So I am looking for a town hall building for my layout. I have only been able to find 1 that wasnt a european style. The one I did find im not sold on but ill get if if my choices are limited. It is the red and white from Bachman Trains. If anyone has found another I would appreciated if you could tell me where to look.
Thanks.
Take a gander at Design Preservation Models (DPM) for that vintage building. For example, DPM's First Bank Building can easily provide that downtown polished look -- "converted" to a town hall -- Also seen on eBay.
Conemaugh Road & Traction circa 1956
What scale? What do you mean by "town hall building" ? Town halls come in many sizes and shapes. What kinda place, what era?

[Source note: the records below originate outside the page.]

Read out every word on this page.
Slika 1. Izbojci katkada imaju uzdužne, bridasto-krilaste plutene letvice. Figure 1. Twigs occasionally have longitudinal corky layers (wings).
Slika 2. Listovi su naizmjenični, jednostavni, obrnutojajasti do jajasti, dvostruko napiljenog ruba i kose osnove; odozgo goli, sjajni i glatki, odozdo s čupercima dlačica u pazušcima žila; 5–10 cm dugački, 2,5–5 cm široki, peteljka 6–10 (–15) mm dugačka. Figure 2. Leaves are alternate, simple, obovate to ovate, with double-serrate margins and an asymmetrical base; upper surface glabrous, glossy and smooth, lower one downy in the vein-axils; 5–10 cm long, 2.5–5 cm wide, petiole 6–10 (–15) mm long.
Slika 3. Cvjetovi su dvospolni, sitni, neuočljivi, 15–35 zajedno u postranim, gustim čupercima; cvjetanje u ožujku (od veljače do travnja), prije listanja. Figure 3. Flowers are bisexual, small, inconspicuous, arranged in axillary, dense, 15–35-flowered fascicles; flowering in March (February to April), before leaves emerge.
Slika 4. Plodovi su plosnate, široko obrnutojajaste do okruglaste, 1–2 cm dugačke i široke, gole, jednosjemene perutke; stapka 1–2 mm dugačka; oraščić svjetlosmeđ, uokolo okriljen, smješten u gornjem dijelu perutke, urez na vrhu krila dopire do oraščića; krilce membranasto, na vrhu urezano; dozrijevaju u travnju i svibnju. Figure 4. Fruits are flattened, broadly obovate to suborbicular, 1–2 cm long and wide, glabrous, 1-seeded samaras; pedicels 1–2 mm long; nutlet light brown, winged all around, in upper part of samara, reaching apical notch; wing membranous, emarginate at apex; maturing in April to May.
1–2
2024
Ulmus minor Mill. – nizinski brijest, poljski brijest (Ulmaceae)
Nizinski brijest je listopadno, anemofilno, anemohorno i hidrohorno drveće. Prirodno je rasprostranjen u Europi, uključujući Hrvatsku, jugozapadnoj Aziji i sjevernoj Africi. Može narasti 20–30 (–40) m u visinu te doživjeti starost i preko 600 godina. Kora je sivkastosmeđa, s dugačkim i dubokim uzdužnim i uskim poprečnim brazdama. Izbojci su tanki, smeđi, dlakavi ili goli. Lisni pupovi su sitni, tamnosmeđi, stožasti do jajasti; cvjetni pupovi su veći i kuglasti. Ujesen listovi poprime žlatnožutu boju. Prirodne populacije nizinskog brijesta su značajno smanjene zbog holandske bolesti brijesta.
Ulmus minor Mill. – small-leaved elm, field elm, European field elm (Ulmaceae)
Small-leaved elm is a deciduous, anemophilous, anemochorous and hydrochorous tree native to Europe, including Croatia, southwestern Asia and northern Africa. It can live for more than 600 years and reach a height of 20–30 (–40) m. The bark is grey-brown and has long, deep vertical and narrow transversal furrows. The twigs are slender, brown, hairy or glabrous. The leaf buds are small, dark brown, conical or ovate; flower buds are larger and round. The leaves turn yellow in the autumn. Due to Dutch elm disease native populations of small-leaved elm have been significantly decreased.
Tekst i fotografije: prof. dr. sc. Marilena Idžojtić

Here is e.g. a H0 scale DPM two story small brick "County Court House" that easily could be relabeled "Town Hall": http://www.walthers.com/exec/productinfo/243-12500
Here is a 3 story H0 scale office building that Walthers call a "Rail Shops Engineering Office": http://www.walthers.com/exec/productinfo/933-2967
Walthers "Bailey Savings and Loan" : http://www.walthers.com/exec/productinfo/933-3031
Branchline's "Herman's Fire House": http://www.walthers.com/exec/productinfo/181-200
A Branchline school house: http://www.modeltrainstuff.com/Branchline-HO-644-Laser-Art-Structure-Kits-School-p/181-644.htm Go browse - don't just look at the name on the box - look at the building :-)
Smile, Stein
As mentioned, a town hall can take many looks. One town I used to live in uses the old school house, Where I now live the town hall falls in line with several current and former churches and could have been one of them. Pick a building you like the looks of and put a Town Hall sign out front.
Have fun,
Richard
A town hall can definitely take about any form one can think of. My home town used to have city Hall in an old, large farmhouse that had been expaanded several times. It was replaced in the 70s with a much more modern multi story building,giving probably 6 times the original floor space. One nearby town has theirs in what looks like a Southern Plantation main house. Another town has two downtown municipal building, city hall and police/fire in buildings that look much like some of the European buildings by Faller or Kibri. Seems to me there was a small town visited on TV where the town hall was in the town's only business, a sort of General Store/restaraunt.
Just pick out a building you feel combortable with and put up a sign saying Town Hall, City Hall, or some such thing.
Town halls come in all kinds of unlikely packages, from baroque (with gargoyles at the corners of the ornate cornices) to pole barn (with tin siding and roof - erected hastily to substitute for a more traditional building damaged by fire.) More than a few modern communities have city offices which could masquerate as real estate offices or medical facilities.
So, depending on the geographical location and history (and the era) City Hall can be anything from imposing to hilarious. More than one agricultural community, faced with declining population, sold off the old city hall and now does business in a downtown storefront. Think outside of the box.
Of course, you can always take the box, install Grandt Line doors and windows, wallpaper it with brick paper and put a cornice around the top. Add roof vents, stack pipes, a staircase shelter and (if modern) a HVAC air handler - viola! City Hall.
Or you can do what I've done and let it be a virtual site on the aisleway side of the fascia. City Hall doesn't have rail service.
Chuck (Modeling Central Japan in September, 1964)
Thanks for all the advice. I think I have found the one I wanted. It kinda reminds me of the Back to the Future clock tower building.
Front left is Cornerstone from Walthers
Dave
Lackawanna Route of the Phoebe Snow
c.rogers8705 Thanks for all the advice. I think I have found the one I wanted. It kinda reminds me of the Back to the Future clock tower building.
Good for you. Now, how about spending a few seconds more of your own time on giving a little more details?
What modeling scale, what era and what type of location was it? Which one did you pick - what is it called, who makes it?
Could be that the building you found will be helpful for others, too. Knowing that you ask vague questions, and that you don't interact much with people who respond to you is not necessarily much help for others :-)
How about the old Heljan / ConCor Tombstone Courthouse kit?
Perhaps this might give you an idea... Saint Charles Missouri former city hall, now houses historical society archive, where I found 100+ year old Sanborn's maps of the St. Charles Car Company/ American Car & Foundry car shops.